Department of Health Sciences, University of York, York, UK.
Orphanet J Rare Dis. 2025 Feb 25;20(1):86. doi: 10.1186/s13023-025-03595-6.
Rare diseases are conditions that have a low prevalence in the population and a high disease burden and are often chronic and progressive. International evidence concerning the experience of people and families living with rare diseases is scarce, leading to late and erroneous diagnoses, as well as non-specific treatments. This study explored the therapeutic trajectories of people and families living with rare diseases within Chile's public and private healthcare systems from the perspective of patients, caregivers, and medical teams, including the initial symptoms, first consultation, testing, diagnosis, treatment, and follow-up.
A qualitative exploratory study was conducted through multiple case studies. Sixty participants were interviewed in person and/or virtually: patients (n = 16), caregivers (n = 22), healthcare workers (n = 20), and two patient organisation leaders. The material was analysed using thematic analysis. The project was approved by the Scientific Ethics Committee of Facultad de Medicina Clínica Alemana, Universidad del Desarrollo.
After similar initial symptoms and first consultation, three main types of trajectories were identified: (i) the path taken by those who reach a diagnosis for a disease that has specific treatment available; (ii) the journey of those who reach a diagnosis for their health condition, but their disease does not have a specific treatment available; and (iii) the trajectory of those who have not reached a diagnosis and receive symptomatic treatments for symptoms.

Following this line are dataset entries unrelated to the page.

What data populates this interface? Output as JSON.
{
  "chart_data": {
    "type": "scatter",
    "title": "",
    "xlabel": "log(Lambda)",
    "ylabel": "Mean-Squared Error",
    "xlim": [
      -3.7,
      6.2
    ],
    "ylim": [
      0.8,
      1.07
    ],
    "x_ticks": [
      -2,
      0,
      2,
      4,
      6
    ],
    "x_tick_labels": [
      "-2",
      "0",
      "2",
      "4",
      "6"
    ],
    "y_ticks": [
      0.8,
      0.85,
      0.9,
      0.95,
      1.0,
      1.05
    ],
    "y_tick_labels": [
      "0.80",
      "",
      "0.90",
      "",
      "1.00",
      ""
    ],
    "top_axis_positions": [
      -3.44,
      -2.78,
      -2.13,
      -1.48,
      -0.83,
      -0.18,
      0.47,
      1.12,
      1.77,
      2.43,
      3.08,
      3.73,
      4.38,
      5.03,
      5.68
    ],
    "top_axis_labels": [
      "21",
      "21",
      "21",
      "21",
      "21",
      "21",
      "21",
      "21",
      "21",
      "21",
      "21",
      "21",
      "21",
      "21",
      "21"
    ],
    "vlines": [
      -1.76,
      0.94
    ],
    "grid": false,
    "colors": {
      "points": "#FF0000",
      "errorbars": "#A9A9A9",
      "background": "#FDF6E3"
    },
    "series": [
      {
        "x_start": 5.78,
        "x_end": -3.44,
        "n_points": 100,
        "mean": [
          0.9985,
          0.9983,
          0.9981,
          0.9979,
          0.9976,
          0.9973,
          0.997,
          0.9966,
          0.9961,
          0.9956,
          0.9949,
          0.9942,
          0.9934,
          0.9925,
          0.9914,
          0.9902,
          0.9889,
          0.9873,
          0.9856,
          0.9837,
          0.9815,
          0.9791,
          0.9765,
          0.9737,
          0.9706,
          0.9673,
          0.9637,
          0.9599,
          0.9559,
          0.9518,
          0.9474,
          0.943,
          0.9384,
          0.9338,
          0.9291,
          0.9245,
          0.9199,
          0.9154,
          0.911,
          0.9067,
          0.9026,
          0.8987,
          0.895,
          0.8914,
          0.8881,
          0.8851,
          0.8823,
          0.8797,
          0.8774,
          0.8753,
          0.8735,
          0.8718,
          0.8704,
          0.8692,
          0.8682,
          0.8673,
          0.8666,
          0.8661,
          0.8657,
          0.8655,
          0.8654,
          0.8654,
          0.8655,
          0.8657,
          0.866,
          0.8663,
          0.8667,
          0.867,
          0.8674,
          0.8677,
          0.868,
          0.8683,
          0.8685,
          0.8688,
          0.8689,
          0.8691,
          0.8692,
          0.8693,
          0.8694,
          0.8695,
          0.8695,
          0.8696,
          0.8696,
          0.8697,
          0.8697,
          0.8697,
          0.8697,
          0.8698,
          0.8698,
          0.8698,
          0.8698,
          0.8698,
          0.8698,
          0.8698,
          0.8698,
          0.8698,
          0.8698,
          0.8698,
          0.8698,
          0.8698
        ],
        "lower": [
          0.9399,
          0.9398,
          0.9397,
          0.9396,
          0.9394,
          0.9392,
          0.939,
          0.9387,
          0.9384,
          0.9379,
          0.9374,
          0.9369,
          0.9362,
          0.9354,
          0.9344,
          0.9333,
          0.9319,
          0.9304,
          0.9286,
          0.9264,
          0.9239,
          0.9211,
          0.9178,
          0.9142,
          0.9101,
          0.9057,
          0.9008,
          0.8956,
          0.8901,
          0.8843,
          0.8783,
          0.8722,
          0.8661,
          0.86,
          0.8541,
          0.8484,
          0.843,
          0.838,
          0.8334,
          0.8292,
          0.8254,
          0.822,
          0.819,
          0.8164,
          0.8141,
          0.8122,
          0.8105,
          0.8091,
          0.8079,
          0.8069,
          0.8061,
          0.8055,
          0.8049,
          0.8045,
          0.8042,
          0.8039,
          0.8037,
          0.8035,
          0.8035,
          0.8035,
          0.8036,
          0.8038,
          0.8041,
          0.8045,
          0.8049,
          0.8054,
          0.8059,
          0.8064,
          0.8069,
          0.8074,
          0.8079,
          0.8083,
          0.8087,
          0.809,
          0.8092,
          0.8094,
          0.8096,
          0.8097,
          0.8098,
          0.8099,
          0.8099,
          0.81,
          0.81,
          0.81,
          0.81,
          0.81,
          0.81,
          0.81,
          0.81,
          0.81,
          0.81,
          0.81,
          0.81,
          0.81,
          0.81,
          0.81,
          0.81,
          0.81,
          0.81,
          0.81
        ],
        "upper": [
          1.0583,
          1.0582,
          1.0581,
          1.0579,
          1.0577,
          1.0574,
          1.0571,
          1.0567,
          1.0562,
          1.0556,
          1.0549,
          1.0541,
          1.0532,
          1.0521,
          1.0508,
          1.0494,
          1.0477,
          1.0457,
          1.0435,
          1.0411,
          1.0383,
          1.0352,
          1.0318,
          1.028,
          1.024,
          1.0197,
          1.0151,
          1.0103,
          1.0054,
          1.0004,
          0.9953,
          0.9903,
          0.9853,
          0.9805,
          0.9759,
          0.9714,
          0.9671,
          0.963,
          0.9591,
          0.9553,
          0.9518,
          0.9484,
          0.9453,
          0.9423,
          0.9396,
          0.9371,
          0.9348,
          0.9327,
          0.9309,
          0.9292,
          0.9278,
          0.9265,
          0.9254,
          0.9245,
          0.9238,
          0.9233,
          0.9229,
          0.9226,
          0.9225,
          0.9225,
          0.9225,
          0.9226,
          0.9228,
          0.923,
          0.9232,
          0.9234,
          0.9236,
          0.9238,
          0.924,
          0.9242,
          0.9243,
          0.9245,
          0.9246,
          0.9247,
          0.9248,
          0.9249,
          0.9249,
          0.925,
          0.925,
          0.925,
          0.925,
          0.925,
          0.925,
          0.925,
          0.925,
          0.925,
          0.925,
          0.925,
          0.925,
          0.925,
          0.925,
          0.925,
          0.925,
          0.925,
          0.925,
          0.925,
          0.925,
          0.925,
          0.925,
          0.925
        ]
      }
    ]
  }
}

The therapeutic trajectories of patients with rare symptoms are similar in terms of initial symptoms and first consultation. However, their paths diverge at the diagnostic stage, with diverse experiences related to these journeys, largely based on having a diagnosis and whether there is a specific treatment. Rare conditions in Chile requires further attention and urgent action that considers those who live with them and their families.

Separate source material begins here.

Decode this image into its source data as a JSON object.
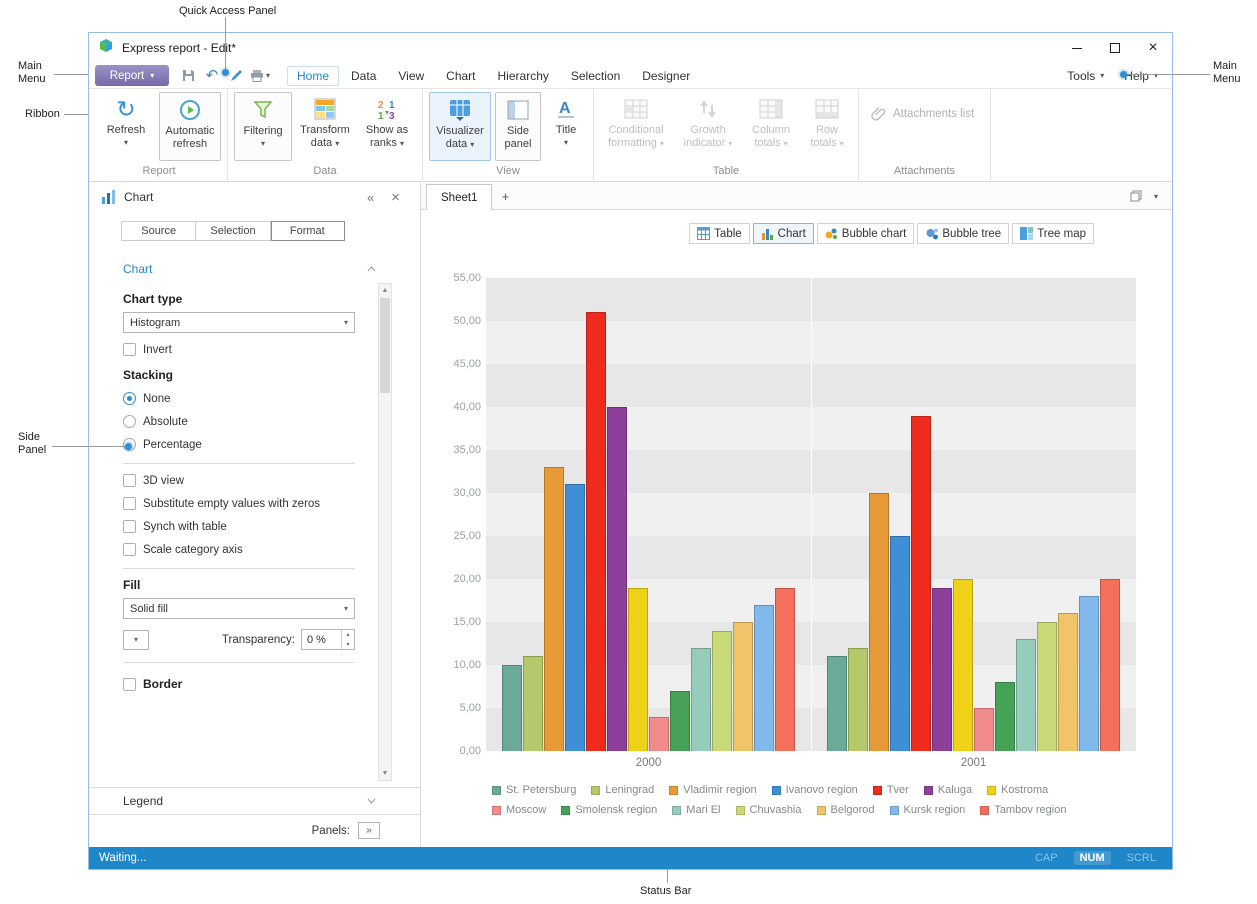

罕见病是在人群中患病率低但疾病负担高的病症,通常为慢性且呈进行性发展。关于罕见病患者及其家庭经历的国际证据匮乏,这导致诊断延迟和错误,以及治疗缺乏针对性。本研究从患者、护理人员和医疗团队的角度,探讨了智利公共和私立医疗体系中罕见病患者及其家庭的治疗轨迹,包括初始症状、首次就诊、检测、诊断、治疗及随访情况。
通过多个案例研究进行定性探索性研究。共对60名参与者进行了面对面和/或虚拟访谈:患者(n = 16)、护理人员(n = 22)、医护人员(n = 20)以及两名患者组织负责人。采用主题分析法对资料进行分析。该项目获得了德萨罗洛大学德国临床医学院科学伦理委员会的批准。
在出现相似的初始症状和首次就诊后,确定了三种主要类型的轨迹:(i)那些被诊断出患有有特效治疗方法疾病的患者所经历的轨迹;(ii)那些被诊断出健康状况但所患疾病无特效治疗方法的患者的历程;(iii)那些未得到诊断且仅接受症状治疗的患者的轨迹。
罕见症状患者的治疗轨迹在初始症状和首次就诊方面相似。然而,他们的轨迹在诊断阶段出现分歧,这些历程有着不同的经历,很大程度上取决于是否得到诊断以及是否有特效治疗方法。智利的罕见病情况需要进一步关注并采取紧急行动,要考虑到患者及其家庭。